Mutalyzer slices the exons from the reference sequence and transcribes the concatenated result to RNA. The reference protein sequence is generated in a similar way.

The results do not have to correspond to an NM or NP reference sequence, they may not even exist.

ifokkema commented 7 months ago

Mutalyzer slices the exons from the reference sequence and transcribes the concatenated result to RNA. The reference protein sequence is generated in a similar way.

The results do not have to correspond to an NM or NP reference sequence, they may not even exist.

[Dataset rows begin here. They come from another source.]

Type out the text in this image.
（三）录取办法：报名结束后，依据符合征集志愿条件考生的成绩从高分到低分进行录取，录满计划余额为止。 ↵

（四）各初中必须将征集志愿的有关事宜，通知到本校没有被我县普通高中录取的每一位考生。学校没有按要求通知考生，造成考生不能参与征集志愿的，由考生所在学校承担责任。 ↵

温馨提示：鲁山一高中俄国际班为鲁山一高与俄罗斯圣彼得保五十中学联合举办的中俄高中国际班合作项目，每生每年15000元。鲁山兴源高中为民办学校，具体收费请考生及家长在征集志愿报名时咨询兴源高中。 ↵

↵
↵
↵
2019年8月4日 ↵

For NC(NM) or NC(genesymbol) in the case of mitochondrial genes, this is indeed the case. However, the graph doesn't show this, and it's also an implementation detail that differs between tools. Again, I recommend not to complicate things too much. The graph doesn't show introns in the RNA box, and whether the source is an NM or an NM mapping of NC sequence with introns removed, doesn't matter.

ahwagner commented 7 months ago

I think the proposed figure would be fine merged as is. I think it does a good job of illustrating the complexity of the 'c.' (cDNA) sequence representation by coloring it the same as RNA transcript representations, but placing it in the box with DNA sequences.

If I were to make changes, it would be to further highlight this distinction by changing the color of the DNA, RNA, and Protein sequence alphabet containers to gray, and add a legend that describes colors for the represented molecule type (genome / transcript / protein) separately.

reece commented 7 months ago

This is all good discussion, but I fear that we're opening up a bunch of new questions and work that will keep this very beneficial contribution from getting merged.

Because the diagram proposed by @mihailefter is superior to the current diagram, I propose that we merge it as now. Then, people are free to submit follow-up PRs to make any of the changes in this thread as their time permits.

I'm going to move the PR out of draft and request reviews.

jfjlaros commented 7 months ago

whether the source is an NM or an NM mapping of NC sequence with introns removed, doesn't matter.

Only if there is a 1-to-1 corespondence between the two.

The point of this figure is to show the relationships between the different numbering systems. If we drop the underlying assumption that the reference sequences at each level can be derived from the DNA sequence, we should not use this figure.

ifokkema commented 7 months ago

@jfjlaros

Only if there is a 1-to-1 corespondence between the two.

We already discussed this extensively in https://github.com/HGVSnomenclature/hgvs-nomenclature/discussions/4. I was obviously talking about the context of this figure, let's not overcomplicate this.

The point of this figure is to show the relationships between the different numbering systems. If we drop the underlying assumption that the reference sequences at each level can be derived from the DNA sequence, we should not use this figure.

Again, let's not overcomplicate things.

jfjlaros commented 7 months ago

let's not overcomplicate things.

Agreed.

In my opinion, this is done by carefully avoiding controversial statements to keep discussions pure. We seem to have the habit of promoting statements from discussions, answers to questions and examples given on the website to rules. This is why I am so (overly) picky on these types of things. Before we know it, we have set a precedent in the slipstream of an other discussion.